Além disso, uma onda mundial e nacional contra o racismo, o preconceito e pela igualdade comporá o repertório dos debates locais, claramente porque a desassistência e a violência histórica perpetrada a setores específicos da sociedade, dos quais se destacam os negros, as mulheres e a comunidade LGBTI+ passaram a fazer parte do debate público de maneira muito consolidada, principalmente em razão da tomada de consciência de parte da sociedade e da mídia de que não é mais possível fazer de conta que essas coisas não existem ou que não agridem a democracia. Por isso, candidatos e programas de governo que não dialoguem com essas bases da sociedade tenderão a ter dificuldades de adesões nas suas campanhas. Mais uma vez, as políticas municipais de assistência e de educação, acrescentando-se aqui também as de cultura e juventude, serão decisivas na reconfiguração da sociedade na ressaca da pandemia.
Por fim, a democracia voltou a ser um tema de discussão nacional que poderá ter lugar nos debates das eleições locais, principalmente em municípios nos quais um dos grupos que disputam o poder local tenha ligação com setores ideológicos da política nacional que propõe ou apoiam manifestações ilegais com pautas antidemocráticas como fechamento do congresso e STF, intervenção militar, censura a imprensa e retorno do AI-5.

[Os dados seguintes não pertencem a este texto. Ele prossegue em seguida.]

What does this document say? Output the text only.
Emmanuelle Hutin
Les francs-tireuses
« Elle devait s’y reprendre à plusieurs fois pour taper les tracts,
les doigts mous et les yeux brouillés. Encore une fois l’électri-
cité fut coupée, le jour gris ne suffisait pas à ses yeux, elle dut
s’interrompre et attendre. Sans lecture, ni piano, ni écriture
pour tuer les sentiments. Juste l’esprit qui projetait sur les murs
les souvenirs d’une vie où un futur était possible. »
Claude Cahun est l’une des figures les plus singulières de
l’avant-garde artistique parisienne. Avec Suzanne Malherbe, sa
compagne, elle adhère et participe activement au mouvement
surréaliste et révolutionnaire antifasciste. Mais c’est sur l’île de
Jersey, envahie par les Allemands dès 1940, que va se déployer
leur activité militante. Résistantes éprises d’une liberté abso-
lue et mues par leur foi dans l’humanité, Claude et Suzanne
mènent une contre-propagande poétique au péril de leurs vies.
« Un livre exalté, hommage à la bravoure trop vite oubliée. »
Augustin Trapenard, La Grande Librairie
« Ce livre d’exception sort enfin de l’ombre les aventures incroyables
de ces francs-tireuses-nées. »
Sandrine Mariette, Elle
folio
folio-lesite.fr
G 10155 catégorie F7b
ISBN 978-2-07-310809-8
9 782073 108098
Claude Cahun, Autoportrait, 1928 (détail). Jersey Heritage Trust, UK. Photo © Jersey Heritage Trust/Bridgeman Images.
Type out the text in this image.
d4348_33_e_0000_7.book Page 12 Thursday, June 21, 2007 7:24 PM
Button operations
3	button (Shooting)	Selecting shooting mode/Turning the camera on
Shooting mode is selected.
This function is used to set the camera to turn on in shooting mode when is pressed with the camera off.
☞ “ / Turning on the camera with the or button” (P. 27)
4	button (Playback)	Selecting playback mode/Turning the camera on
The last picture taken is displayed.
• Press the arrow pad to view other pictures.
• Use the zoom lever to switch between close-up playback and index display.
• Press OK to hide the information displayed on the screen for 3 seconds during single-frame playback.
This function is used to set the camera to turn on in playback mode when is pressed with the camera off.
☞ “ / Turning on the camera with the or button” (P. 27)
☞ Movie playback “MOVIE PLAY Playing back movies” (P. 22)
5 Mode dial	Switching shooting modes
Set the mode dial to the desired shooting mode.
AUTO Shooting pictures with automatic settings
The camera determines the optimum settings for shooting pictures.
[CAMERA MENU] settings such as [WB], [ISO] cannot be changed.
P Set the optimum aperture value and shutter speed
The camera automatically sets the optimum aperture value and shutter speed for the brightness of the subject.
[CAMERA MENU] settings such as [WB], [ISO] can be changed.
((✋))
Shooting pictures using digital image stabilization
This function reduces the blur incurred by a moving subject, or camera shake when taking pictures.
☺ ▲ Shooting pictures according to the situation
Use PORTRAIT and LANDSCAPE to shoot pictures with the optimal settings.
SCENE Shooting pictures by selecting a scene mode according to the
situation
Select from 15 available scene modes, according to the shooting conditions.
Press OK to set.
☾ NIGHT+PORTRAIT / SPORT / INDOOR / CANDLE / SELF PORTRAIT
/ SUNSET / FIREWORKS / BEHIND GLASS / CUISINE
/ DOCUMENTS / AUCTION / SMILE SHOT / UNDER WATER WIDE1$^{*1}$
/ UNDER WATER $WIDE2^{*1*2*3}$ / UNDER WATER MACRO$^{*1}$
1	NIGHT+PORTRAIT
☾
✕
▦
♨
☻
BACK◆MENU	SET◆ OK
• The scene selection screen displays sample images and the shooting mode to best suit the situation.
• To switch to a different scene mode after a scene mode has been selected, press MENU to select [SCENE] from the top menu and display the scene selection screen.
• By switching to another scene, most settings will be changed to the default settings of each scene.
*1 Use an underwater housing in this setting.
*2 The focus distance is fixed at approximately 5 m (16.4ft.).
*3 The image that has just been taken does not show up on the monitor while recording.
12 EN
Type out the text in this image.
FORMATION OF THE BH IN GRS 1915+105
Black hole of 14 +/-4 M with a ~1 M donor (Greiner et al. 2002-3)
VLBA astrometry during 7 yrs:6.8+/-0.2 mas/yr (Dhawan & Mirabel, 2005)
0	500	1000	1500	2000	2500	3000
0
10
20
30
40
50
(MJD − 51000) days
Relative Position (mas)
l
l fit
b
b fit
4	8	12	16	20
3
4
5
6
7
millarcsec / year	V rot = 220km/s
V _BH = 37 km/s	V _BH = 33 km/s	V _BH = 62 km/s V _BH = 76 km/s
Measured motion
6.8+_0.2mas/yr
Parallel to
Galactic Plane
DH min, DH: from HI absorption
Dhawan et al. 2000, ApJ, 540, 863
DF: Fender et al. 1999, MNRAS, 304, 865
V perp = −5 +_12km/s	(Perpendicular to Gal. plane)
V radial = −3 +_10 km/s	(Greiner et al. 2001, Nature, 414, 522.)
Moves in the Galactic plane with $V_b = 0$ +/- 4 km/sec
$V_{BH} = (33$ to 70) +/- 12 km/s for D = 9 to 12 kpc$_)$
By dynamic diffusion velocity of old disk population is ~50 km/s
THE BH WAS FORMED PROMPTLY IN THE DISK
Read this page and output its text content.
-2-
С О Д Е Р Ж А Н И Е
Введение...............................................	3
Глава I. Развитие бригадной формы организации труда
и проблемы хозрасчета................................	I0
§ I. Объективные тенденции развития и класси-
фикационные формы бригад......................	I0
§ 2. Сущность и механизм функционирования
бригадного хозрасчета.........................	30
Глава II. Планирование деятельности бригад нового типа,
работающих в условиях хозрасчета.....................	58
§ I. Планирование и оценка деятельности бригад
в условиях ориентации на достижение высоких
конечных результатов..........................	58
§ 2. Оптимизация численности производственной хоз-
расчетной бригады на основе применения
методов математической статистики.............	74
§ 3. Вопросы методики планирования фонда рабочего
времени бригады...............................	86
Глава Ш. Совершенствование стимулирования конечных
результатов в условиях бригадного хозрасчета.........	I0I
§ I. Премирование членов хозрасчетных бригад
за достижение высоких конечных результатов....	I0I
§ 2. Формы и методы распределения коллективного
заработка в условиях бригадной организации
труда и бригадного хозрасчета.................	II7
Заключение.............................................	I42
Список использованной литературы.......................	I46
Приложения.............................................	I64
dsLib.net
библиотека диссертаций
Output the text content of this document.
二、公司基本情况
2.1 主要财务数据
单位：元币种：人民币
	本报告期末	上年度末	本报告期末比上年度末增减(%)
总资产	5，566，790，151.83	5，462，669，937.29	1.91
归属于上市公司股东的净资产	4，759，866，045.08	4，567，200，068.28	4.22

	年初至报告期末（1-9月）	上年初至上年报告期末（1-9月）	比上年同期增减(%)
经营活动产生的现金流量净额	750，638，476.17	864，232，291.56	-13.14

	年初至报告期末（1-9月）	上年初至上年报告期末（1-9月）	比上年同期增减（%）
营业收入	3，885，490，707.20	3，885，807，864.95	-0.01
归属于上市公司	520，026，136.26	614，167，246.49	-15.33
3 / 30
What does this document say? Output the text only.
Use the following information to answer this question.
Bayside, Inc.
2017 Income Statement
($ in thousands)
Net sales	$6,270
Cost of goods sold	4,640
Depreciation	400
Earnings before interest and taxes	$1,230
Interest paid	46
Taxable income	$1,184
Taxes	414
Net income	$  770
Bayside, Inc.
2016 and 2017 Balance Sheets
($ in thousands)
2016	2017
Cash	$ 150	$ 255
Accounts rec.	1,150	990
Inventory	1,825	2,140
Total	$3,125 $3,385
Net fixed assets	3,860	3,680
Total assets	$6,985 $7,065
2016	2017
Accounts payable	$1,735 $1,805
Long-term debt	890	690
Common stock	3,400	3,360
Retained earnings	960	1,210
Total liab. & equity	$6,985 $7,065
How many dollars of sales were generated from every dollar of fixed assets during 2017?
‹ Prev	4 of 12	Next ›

Saúde, emprego, escola, igualdade e defesa da democracia, portanto, tendem a ser motes nacionalizados com potencial decisório nas eleições que se aproximam. O pensamento político-ideológico que tem vínculo histórico com as teses da universalização do acesso a saúde, com a garantia do emprego e os direitos dos trabalhadores, com uma escola plural e inclusiva que dialoga com a comunidade, com o combate intransigente ao racismo e ao preconceito e com a defesa da democracia poderá sair na frente nas disputas municipais, desde que tenha a capacidade de, no diálogo com a sociedade, reafirmar suas bandeiras e apresentar-se como um grupo que tem programa e equipes comprometidas com essas causas e capazes de transformar ideias em ações que beneficiam a coletividade.
Os partidos, os candidatos e as alianças nos municípios deverão, ao lado do tradicional conhecimento dos problemas locais, representar essas ideias, sentimentos e desafios mais amplos, com ideias, legitimidade e representatividade social, sob pena de enfrentarem muita dificuldade na conquista da confiança do cidadão.